Court Opinion

ID: 5151922
Source: CourtListenerOpinion
Date Created: 2022-01-02 01:59:30.424952+00
Date Added: 2024-06-11T08:25:06.055770
License: Public Domain

Opinion by
BAY MITCHELL, Presiding Judge.
¶ 1 Carol Hushelpeck (Mother) appeals an order terminating her parental rights to her son, W.A. The case was tried to a jury resulting in a unanimous verdict that her parental rights should be terminated. Deficiencies in the termination order, however, require that it be vacated.
¶ 2 W.A. was born on October 22, 2000. A “deprived” petition was filed in January, 2003. Mother stipulated to the allegations therein and W.A. was adjudicated deprived in March, 2003. The next month a dispositional order was entered adopting the treatment plan recommended by the Department of Human Services (DHS).1 The petition to terminate Mother’s parental rights *683was filed August 1, 2003. The statutory ground alleged for termination was Mother’s failure to correct the conditions which led to the child’s adjudication (10 O.S.2001 § 7006-1.1(A)(5)).
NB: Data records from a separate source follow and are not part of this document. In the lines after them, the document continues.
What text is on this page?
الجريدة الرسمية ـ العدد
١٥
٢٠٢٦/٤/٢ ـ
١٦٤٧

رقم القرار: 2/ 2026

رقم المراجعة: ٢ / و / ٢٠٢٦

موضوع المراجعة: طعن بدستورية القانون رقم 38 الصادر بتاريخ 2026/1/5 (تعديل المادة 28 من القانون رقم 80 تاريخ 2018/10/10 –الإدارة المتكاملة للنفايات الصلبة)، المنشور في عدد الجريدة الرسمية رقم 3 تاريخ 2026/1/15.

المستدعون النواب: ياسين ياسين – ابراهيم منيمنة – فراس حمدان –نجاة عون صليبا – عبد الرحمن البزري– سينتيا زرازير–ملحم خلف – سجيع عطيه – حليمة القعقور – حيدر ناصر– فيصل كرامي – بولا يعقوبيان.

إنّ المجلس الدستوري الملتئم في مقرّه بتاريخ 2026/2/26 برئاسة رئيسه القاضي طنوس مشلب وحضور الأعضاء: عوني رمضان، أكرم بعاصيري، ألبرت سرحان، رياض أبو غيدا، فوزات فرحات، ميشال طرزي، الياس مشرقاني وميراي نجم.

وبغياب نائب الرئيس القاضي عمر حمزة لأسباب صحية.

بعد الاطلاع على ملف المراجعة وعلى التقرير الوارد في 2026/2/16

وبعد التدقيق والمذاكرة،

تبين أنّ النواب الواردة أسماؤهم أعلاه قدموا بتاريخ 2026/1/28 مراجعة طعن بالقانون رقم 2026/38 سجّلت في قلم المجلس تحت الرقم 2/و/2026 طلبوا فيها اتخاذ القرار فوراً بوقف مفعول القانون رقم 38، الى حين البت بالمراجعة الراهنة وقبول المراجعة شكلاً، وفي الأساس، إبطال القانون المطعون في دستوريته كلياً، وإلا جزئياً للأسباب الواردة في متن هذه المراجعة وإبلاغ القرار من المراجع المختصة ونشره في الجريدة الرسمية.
It was ^lleged that the termination would be in W.A.’s best interests.
¶ 3 As noted above, the jury found Mother’s parental rights should be terminated. The jury made no findings, nor did the verdict form require any. The judgment on jury verdict made no additional findings and merely ordered Mother’s parental rights terminated.
¶ 4 On appeal, Mother contends the termination order is fundamentally deficient because it lacks statutorily required findings. She also contends termination is not supported by clear and convincing evidence and that the child’s rights were violated by the trial court allowing child’s attorney to be elsewhere during the reading of jury instructions and closing arguments. We review factual findings by the clear-and-convincing-evidence standard. Matter of S.B.C., 2002 OK 83, ¶ 7, 64 P.3d 1080. Legal errors, of course, are reviewed de novo.
¶ 5 On the first proposition, Mother is correct. Division 3 addressed this issue most recently in Matter of M.D.R., 2002 OK CIV APP 75, 50 P.3d 1160. It held, consistent with previous decisions,2 that an order terminating parental rights must “identify the specific statutory basis relied on” and must “contain the specific findings required by that statutory provision.” Id. at ¶ 7, 50 P.3d at 1161. The Journal Entry of Judgment here is completely lacking in that regard. In the absence of the required findings, “we are effectively precluded from determining if the trial court acted properly in terminating ... parental rights.” Matter of E.M., 1999 OK CIV APP 32, ¶ 13, 976 P.2d 1098, 1102 (quoting from Matter of B.M.O., 1992 OK CIV APP 89, ¶ 10, 838 P.2d 38, 40).
¶ 6 The order terminating Mother’s parental rights is vacated and this matter is remanded to the trial court for further action consistent with this opinion. It is unnecessary to address Mother’s remaining allegations of error.
¶ 7 VACATED AND REMANDED.
HANSEN, J., and JOPLIN, J., concur.

. The treatment plan required Mother to: maintain adequate housing and utilities on a monthly basis; maintain regular employment; locate, enroll, and complete age-appropriate parenting classes; sign all release of information forms in order for DHS to monitor progress; pay child support as ordered by the court; continue taking medication for depression; continue counseling services to monitor chronic depression; visit with the child as ordered by the court or to develop a visitation schedule with the child welfare worker assigned to the case; sign releases of information to enable DHS to exchange information with providers of services and/or treatment to the family; initiate and maintain contact with the child welfare worker assigned to the case a minimum of one time per month or as ordered by the court; and, attend and participate in any scheduled permanency planning review.

. Those previous decisions are Matter of L.S., 1990 OK CIV APP 94, 805 P.2d 120; Matter of E.M., 1999 OK CIV APP 32. 976 P.2d 1098: and Matter of B.M.O., 1992 OK CIV APP 89, 838 P.2d 38.